The Left was angered by McCain’s speech because it followed his decision to vote for a motion to proceed; they were puzzled that McCain would critique the workings of the process, then vote to proceed to debate. That’s silly, since regular order would include a debate, and then a vote on the underlying bill.
The Right was angered because McCain apparently said he wouldn’t vote for a clean repeal bill. That’s more understandable, since McCain taking a stand on regular order at the cost of alterations to Obamacare seems counterproductive.
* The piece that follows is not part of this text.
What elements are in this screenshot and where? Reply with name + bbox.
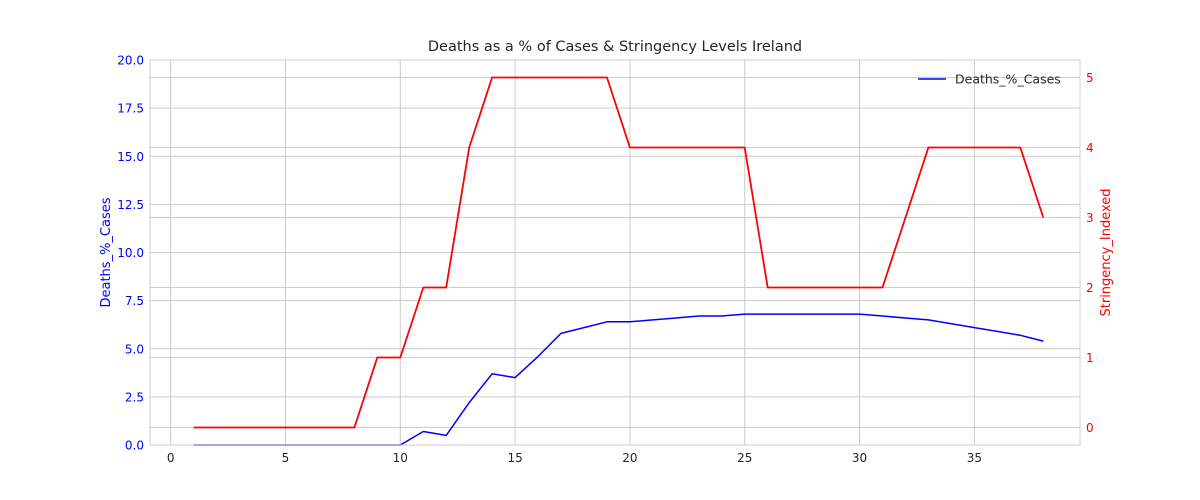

In reality, McCain speaks from a tradition that is long dead: Senatorial collegiality. But that collegiality hasn’t existed for a long time, as McCain noted: Obama rammed through Obamacare in the dead of night by twisting the process and cutting Republicans out. It would be madness for Republicans to attempt regular order with a Democratic Party that refuses to work, and then uses inaction as a campaign ploy to regain power — a position from which they will again attempt to destroy regular order. Unless some tenuous version of Senatorial mutually-assured destruction takes place, the Senate rules will be twisted and turned to the purposes of whichever party is in power.
In fact, they were even when McCain was at his bipartisan best. The only reason McCain formed the so-called “Gang of 14” in 2005 was because Democrats threatened to filibuster Republican judicial nominees — a longtime no-no in the Senate. In 2010, when Democrats controlled the Senate, McCain proposed another “Gang of 14” to forestall Obamacare — and Democrats refused him outright. This is the problem with McCain’s viewpoint: return to regular order makes perfect sense in a vacuum, but it is unilateral disarmament when facing an unprincipled Democratic Party.
McCain’s call to ignore the “bombastic loudmouths on the radio” is also ridiculous — those “bombastic loudmouths” are responsible for Republican victories in the House, Senate, and White House. It’s elitism to suggest that Senators ignore the outcry from various public factions that object to the usual give and take of the Senate. McCain should offer an alternative to the bill being proposed so that we can debate it. The big problem here isn’t talk radio — it’s Senate Majority Leader Mitch McConnell (R-KY) hiding the contents of the new bill until 30 seconds before a vote. If McCain wants to worry about undermining the legitimacy of democratic institutions, he should start there.
It’s always worthwhile to watch people who have devoted their lives to the Senate speak about its value. But McCain’s call for bipartisanship is futile, and his trolling of conservative media outlets counterproductive. One can respect John McCain’s life and legacy without buying into his vision of a mythical Senate where everyone hashes out problems piece by piece, hand in hand.